The ESTMA came just before the G7 Summit on June 7, and is the product of Prime Minister Stephen Harper’s commitment at the 2013 G8 Summit to establish stricter standards for the reporting of financial activity by Canadian extractive companies.
The stated purpose of the law is “to foster better transparency to ensure that the resource extractive industries support proper development in the countries where they operate, while at the same time making it harder to conceal illicit payments.” According to Canadian Securities Law, the Act will require affected companies to report any payments made in relation to the commercial development of oil, gas or minerals that exceed either the amount prescribed by regulation or $100,000 on a number of types of payments, including royalties, production entitlements, dividends and infrastructure improvement funding.
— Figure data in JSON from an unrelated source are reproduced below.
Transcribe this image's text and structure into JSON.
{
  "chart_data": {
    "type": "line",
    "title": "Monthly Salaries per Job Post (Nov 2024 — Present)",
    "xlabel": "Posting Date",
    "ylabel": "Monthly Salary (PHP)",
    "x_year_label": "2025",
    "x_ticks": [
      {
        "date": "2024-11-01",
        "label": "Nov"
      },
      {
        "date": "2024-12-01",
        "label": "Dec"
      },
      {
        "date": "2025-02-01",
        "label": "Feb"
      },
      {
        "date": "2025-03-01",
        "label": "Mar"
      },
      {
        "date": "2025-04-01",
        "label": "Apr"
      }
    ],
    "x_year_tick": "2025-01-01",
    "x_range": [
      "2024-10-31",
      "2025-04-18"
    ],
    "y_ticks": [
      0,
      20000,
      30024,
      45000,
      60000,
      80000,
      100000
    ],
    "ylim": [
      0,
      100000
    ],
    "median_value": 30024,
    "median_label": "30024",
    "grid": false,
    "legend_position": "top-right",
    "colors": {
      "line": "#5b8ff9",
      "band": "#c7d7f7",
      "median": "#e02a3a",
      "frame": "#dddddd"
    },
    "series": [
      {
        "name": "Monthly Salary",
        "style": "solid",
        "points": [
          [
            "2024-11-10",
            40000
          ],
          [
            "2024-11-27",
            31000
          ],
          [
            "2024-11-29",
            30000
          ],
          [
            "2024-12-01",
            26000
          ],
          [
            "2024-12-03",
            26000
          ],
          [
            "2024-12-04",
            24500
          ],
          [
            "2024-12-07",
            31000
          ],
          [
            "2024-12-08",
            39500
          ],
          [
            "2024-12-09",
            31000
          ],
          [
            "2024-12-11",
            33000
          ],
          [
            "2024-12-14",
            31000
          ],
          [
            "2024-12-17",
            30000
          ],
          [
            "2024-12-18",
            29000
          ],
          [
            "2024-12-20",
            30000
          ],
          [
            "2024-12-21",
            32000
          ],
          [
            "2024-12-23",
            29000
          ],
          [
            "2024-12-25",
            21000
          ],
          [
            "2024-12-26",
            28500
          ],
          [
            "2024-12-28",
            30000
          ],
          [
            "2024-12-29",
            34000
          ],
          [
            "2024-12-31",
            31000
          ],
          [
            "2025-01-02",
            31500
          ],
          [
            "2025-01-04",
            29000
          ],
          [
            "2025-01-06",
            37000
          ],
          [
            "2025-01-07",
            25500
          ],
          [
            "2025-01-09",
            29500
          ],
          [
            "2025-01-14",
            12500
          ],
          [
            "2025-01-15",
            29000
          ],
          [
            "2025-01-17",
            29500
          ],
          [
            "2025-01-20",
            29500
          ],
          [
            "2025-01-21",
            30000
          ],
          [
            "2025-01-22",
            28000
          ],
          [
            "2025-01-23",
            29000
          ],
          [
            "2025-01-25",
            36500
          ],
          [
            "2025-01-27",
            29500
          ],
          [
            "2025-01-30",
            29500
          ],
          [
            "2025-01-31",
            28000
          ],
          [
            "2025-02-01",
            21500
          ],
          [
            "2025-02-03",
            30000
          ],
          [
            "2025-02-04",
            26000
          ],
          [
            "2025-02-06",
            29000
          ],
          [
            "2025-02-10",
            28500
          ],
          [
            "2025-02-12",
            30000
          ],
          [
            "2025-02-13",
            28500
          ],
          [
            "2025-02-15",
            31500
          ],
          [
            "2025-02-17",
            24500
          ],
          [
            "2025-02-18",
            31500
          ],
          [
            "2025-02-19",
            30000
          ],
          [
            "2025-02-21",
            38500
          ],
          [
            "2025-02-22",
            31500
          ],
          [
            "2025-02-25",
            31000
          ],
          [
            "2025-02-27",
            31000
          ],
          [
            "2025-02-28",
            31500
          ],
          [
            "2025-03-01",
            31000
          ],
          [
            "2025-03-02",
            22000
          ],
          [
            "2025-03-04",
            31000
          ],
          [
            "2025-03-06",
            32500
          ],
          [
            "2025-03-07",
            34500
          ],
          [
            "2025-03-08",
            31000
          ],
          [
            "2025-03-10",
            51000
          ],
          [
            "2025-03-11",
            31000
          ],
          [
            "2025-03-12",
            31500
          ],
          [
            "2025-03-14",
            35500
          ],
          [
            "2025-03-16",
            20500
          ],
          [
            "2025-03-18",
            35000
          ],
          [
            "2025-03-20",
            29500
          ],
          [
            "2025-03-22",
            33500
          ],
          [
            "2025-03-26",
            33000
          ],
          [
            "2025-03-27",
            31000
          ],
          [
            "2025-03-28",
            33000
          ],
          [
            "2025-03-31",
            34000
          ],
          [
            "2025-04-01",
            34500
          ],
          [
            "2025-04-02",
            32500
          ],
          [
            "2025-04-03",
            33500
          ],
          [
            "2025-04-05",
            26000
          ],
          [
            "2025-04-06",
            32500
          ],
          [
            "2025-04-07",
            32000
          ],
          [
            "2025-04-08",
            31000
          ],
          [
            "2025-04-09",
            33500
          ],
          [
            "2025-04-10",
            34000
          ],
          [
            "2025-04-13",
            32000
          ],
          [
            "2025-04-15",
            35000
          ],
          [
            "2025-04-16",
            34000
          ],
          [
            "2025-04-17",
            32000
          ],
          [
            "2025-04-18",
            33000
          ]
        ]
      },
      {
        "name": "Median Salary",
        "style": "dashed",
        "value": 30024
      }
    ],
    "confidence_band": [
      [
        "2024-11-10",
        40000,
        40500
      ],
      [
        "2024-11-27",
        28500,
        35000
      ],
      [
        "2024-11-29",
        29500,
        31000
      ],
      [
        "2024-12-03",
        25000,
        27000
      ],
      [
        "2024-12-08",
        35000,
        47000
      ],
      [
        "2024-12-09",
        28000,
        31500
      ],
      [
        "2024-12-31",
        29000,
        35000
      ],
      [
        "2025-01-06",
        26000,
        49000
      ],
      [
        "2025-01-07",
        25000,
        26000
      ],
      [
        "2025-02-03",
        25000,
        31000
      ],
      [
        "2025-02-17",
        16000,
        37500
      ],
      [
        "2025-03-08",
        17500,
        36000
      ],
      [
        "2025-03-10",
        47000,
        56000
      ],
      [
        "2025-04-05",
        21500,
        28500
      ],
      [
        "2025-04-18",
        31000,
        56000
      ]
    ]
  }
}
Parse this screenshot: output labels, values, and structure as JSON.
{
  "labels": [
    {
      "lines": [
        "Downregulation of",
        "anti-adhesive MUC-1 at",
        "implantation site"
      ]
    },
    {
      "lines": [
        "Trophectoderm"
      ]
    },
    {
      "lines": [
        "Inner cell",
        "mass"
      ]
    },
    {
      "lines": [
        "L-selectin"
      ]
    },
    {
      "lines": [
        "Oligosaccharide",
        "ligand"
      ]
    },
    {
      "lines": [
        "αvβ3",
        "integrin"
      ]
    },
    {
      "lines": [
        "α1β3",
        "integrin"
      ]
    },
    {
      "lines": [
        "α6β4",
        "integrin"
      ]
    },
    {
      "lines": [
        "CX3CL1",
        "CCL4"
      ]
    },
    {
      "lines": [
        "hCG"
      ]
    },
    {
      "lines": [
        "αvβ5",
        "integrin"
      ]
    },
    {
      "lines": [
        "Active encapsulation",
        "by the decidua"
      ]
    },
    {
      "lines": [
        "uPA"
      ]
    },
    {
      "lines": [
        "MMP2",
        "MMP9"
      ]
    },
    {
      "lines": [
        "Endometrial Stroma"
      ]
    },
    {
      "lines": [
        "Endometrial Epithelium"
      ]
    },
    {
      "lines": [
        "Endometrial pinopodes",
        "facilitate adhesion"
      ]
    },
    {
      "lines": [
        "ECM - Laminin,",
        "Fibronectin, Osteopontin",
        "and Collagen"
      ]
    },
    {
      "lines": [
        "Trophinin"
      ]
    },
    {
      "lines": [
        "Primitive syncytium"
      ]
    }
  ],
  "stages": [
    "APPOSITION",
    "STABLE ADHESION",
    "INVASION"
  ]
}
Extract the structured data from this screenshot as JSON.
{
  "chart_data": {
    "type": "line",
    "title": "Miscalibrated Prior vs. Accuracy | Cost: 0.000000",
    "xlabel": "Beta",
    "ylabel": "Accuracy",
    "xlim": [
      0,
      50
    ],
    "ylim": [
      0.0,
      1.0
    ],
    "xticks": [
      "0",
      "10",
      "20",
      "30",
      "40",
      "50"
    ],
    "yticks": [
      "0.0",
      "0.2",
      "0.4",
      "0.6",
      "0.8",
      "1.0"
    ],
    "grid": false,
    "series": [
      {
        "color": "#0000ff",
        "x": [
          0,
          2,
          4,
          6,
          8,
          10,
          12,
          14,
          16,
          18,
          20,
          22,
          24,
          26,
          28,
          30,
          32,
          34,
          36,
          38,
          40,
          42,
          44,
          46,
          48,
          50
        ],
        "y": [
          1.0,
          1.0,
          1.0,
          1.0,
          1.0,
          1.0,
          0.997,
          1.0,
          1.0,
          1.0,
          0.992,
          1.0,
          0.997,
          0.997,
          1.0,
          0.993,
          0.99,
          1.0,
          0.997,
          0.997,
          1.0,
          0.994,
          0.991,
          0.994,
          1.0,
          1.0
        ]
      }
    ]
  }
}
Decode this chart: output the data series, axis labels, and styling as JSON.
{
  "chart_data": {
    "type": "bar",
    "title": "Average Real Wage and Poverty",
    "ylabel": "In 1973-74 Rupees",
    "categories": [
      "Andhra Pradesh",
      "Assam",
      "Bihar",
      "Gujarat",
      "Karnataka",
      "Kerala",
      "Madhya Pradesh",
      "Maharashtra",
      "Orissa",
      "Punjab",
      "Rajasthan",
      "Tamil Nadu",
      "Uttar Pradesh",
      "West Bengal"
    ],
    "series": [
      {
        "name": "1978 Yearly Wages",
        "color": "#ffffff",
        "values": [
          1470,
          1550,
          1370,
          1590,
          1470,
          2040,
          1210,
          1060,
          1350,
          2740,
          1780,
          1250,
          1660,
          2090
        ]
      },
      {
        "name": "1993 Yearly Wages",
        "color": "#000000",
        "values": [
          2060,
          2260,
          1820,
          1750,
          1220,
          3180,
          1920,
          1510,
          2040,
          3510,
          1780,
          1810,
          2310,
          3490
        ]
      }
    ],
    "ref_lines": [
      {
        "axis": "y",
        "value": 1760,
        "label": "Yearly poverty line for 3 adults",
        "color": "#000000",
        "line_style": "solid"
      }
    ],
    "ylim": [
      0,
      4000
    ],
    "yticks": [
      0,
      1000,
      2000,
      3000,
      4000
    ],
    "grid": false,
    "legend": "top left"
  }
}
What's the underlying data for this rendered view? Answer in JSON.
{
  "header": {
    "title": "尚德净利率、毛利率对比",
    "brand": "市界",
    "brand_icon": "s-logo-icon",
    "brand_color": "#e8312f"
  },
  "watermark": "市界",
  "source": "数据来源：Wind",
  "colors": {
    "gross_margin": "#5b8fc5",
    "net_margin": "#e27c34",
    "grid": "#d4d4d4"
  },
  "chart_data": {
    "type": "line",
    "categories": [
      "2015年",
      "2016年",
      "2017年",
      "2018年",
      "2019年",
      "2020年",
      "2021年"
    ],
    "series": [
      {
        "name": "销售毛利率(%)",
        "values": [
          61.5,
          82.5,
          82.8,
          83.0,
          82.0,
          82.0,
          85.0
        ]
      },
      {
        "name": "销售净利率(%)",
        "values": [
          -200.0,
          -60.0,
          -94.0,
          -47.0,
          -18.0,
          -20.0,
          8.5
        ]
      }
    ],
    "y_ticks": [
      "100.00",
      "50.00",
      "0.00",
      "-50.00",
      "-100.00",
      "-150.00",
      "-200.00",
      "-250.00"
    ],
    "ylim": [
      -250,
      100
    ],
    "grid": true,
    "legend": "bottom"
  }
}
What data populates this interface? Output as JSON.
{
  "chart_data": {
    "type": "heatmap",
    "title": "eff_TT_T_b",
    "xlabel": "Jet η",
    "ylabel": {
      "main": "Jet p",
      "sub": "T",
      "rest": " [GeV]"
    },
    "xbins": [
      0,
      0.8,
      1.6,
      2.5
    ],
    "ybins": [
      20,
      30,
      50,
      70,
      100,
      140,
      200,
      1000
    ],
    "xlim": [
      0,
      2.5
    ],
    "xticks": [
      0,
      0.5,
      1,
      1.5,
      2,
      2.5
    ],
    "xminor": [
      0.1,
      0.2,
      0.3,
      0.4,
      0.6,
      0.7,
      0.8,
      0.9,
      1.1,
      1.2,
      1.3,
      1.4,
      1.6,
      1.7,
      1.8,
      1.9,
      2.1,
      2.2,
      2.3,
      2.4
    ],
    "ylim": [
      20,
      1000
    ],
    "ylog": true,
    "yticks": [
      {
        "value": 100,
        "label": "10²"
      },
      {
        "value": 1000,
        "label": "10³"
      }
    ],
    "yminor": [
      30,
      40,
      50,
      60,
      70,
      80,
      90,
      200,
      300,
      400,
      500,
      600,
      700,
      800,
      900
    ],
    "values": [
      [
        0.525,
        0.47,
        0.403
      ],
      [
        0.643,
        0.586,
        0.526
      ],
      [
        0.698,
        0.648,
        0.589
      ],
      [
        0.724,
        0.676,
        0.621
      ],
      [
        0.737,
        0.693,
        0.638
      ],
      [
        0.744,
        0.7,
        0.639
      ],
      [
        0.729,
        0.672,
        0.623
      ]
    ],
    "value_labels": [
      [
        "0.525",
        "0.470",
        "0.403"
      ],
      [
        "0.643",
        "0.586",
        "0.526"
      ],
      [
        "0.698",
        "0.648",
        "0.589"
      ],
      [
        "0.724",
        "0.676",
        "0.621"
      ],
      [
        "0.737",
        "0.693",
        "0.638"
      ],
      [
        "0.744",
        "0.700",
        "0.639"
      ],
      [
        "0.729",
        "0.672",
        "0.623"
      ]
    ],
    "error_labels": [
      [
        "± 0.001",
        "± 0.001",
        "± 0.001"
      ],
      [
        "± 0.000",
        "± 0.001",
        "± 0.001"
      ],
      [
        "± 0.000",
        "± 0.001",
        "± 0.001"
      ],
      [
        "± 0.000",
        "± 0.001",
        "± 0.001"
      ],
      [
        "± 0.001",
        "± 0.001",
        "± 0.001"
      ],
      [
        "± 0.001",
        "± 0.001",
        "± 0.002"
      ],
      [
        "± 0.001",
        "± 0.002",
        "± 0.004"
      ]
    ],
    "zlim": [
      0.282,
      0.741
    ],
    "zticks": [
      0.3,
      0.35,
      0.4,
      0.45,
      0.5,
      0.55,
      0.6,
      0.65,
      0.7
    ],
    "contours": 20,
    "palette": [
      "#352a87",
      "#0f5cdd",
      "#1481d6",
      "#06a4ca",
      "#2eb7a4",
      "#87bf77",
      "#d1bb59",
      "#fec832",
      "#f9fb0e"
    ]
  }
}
While a similar U.S. transparency law has existed since a 2010 amendment to the Dodd-Frank Act, no rules have been officially implemented for extractive industry activity abroad. The Securities and Exchange Commission threw out regulations written in 2013 after a lawsuit from the American Petroleum Institute – the oil industry’s principal U.S. lobbying organization – claimed the regulations were too punitive for its member companies. In the fall of 2014, Oxfam International filed its own lawsuit against the SEC for failure to implement previously mandated regulations and expects a decision “any day now” on whether or not a federal court will set a timeline for the SEC.
As of now, the majority of the world’s largest oil companies, including Exxon Mobil and Chevron, are nor required to report payments made to foreign governments.
For civilians in oil-rich countries, the detriments for allowing foreign energy corporations to extract their resources often outweigh the benefits they realize for hosting them.
“In many countries that are rich in oil, gas and other non-renewable natural resources, the communities from whose territory the resources are extracted bear the brunt of environmental and human rights impacts associated with extractive activity but see few tangible benefits,” said EarthRights International (ERI) in a statement in 2014. “We, along with our partners in Burma and elsewhere, believe that knowing what governments receive from extractive companies is an important step for communities to hold governments responsible for the use of natural resource revenues and to advocate for a fair share of the benefits.”
Since 2009 ERI has worked with Oxfam and other members of the Publish What You Pay Us (PWYP) coalition to fight for revenue transparency in the extractive industry. The stated mission of the PWYP is to “[help] citizens of resource-rich developing countries hold their governments accountable for the management of revenues from the oil, gas and mining industries.”
“Natural resource revenues are an important source of income for governments of over 50 developing countries,” states the PWYP coalition. “When properly managed these revenues should serve as a basis for poverty reduction, economic growth and development rather than exacerbating corruption, conflict and social divisiveness.”
Proponents of stricter oversight of extractive industries note that a lack of financial transparency raises doubts as to how much civilians in host countries benefit from the extraction of their resources by foreign energy companies. Detailed records published by energy companies will reveal more precisely who is benefiting from extractive industry spending and whether – and to what degree – recipient governments use that spending to benefit their own people.